Bien entendu, le projet vise en premier lieu à couper l’herbe sous le pied des GAFA et autres multinationales utilisant sans scrupule les failles d’une mondialisation non régulée. Il n’en aura pas moins un impact sur la politique de prix de transfert de tous les groupes internationalisés.
 
Changement de paradigme
 
Les entreprises françaises doivent rapidement anticiper et intégrer le changement de paradigme afin de disposer d’une politique de prix de transfert sécurisante et réduire ainsi leur risque fiscal.
À la condition d’exercer une activité réelle, les entreprises sont parfaitement libres de s’implanter en toute légalité où bon leur semble. Pour autant, elles doivent anticiper le renforcement des contrôles portant sur une juste répartition des marges et trouver des alternatives ou des méthodes complémentaires pour sécuriser leurs politiques de prix de transfert.

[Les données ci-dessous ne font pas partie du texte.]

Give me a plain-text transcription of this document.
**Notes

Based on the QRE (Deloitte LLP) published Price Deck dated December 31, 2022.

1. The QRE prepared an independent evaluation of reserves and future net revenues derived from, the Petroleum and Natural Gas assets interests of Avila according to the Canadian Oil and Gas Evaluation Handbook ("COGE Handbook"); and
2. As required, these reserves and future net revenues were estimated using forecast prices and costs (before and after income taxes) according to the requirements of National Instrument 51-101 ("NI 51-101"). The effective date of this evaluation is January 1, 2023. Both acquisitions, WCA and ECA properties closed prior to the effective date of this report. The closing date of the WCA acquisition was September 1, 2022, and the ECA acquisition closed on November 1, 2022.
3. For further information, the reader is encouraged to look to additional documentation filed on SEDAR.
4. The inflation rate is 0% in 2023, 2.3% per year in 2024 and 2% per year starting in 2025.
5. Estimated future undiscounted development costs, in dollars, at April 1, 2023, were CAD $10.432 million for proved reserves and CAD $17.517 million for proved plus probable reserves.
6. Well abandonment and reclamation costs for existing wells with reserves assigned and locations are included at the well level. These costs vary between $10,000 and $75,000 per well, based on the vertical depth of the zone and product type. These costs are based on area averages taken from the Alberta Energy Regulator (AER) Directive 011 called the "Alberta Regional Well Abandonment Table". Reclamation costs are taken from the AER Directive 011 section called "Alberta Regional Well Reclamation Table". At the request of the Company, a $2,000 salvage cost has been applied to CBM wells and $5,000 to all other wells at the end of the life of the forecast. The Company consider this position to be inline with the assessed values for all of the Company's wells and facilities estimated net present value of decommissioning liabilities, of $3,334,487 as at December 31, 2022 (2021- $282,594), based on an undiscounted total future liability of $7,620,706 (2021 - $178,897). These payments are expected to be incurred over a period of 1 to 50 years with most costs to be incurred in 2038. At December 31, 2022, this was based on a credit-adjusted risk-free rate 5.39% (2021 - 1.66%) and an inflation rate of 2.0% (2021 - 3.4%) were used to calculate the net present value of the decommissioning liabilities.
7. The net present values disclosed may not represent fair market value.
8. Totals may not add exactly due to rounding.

La difficulté est de bâtir un argumentaire basé sur un benchmark d’entreprises comparables. Sans même parler des activités de recherche ou innovantes, trouver des entreprises similaires relève du tour de force dans un monde où la différenciation est devenue un facteur clé de réussite. Par ailleurs, les justifications par les entreprises de leurs politiques de prix de transfert à partir des marges d’un panel d’entreprises comparables présentent aussi l’inconvénient d’aboutir à des fourchettes de prix souvent bien trop larges pour être crédibles. Ce qui donne un argument à l’administration pour remettre en cause le calcul en modifiant l’échantillon représentatif lui ayant servi de base. Une sécurisation du prix de transfert doit s’appuyer sur des bases solides, passant notamment par une évaluation plus approfondie des incorporels, de leur propriété économique et de leur contribution à la création de valeur au sein des groupes.